At the instant the traffic light turns green, a car that has been waiting at an intersection starts ahead with a constant acceleration of 3.55 m/s2 . At the same instant a truck, traveling with a constant speed of 22.0 m/s , overtakes and passes the car.
a. How far beyond its starting point does the car overtake the truck?
b. How fast is the car traveling when it overtakes the truck?

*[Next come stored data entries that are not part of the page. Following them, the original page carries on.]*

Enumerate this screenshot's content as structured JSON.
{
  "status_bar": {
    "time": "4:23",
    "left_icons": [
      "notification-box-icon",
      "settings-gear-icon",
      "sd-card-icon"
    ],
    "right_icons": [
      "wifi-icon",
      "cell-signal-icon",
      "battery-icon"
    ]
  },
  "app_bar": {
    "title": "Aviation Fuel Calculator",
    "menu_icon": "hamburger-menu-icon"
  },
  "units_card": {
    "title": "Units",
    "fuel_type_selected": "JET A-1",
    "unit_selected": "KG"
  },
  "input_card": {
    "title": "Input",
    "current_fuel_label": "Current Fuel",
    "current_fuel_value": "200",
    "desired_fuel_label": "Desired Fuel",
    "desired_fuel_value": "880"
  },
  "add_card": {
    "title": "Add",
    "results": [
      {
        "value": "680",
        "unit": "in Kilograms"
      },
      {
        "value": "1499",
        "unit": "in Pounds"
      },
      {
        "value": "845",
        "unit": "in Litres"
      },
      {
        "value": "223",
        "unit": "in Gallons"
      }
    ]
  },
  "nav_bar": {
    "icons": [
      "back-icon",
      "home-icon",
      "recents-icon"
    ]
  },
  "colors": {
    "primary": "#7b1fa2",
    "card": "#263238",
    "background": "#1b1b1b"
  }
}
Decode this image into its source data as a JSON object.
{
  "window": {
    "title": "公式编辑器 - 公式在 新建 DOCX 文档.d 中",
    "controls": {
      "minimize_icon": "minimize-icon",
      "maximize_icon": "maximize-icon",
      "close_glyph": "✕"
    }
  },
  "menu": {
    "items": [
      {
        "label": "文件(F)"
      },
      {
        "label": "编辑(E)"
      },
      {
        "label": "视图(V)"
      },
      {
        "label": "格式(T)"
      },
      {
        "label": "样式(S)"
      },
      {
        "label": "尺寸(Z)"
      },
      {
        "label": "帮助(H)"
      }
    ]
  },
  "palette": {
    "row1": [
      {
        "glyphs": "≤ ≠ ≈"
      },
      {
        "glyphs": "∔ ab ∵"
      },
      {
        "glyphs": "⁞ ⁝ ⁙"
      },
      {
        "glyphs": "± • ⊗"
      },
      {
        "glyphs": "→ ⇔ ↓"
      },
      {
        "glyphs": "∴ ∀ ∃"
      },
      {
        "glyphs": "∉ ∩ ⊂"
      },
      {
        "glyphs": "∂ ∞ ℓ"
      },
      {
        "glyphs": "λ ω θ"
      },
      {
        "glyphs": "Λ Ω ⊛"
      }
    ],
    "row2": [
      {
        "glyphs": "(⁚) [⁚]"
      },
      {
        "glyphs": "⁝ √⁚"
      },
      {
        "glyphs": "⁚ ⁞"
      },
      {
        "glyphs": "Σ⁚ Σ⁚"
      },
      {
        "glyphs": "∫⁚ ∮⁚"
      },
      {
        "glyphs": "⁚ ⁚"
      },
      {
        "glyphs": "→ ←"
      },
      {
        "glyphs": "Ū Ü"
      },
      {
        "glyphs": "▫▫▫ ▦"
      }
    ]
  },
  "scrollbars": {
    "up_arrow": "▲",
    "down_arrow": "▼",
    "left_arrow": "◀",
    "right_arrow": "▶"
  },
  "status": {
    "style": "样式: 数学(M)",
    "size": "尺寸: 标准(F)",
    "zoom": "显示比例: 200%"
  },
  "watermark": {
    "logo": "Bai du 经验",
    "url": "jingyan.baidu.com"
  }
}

1/2 a t^2 = v t ... 1/2 * 3.55 * t^2 = 22.0 t ... 1/2 * 3.55 t = 22.0
a. d = v t = 22.0 t
b. v = a t = 3.55 t
To find the answers to the questions, we need to analyze the motion of the car and the truck and determine when and where they meet.
First, let's calculate the time it takes for the car to overtake the truck.
We can use the equation of motion:
s = ut + (1/2)at^2
where s is the distance traveled, u is the initial velocity, a is the acceleration, and t is the time.
Since the car starts from rest, its initial velocity is 0 m/s. The acceleration of the car is given as 3.55 m/s^2.
Now, let's calculate the time it takes for the car to catch up with the truck:
s (car) = ut + (1/2)at^2
s (car) = 0t + (1/2)(3.55)t^2
We'll set this equation equal to the distance traveled by the truck, which is given as 22.0 m:
22.0 = (1/2)(3.55)t^2
Simplifying the equation:
44.0 = 3.55t^2
Divide both sides by 3.55:
t^2 = 44.0/3.55
t^2 ≈ 12.39
Taking the square root of both sides:
t ≈ √12.39
t ≈ 3.52 seconds
So, it takes approximately 3.52 seconds for the car to overtake the truck.
a. Now, let's find the distance the car travels during this time.
Using the equation of motion:
s (car) = ut + (1/2)at^2
s (car) = 0(3.52) + (1/2)(3.55)(3.52)^2
Simplifying the equation:
s (car) = 0 + (1/2)(3.55)(12.38)
s (car) ≈ 21.89 meters
Therefore, the car overtakes the truck approximately 21.89 meters beyond its starting point.
b. To find the speed of the car when it overtakes the truck, we can use the equation of motion once again.
v (car) = u + at
v (car) = 0 + 3.55(3.52)
v (car) ≈ 12.48 m/s
So, when the car overtakes the truck, it is traveling at approximately 12.48 m/s.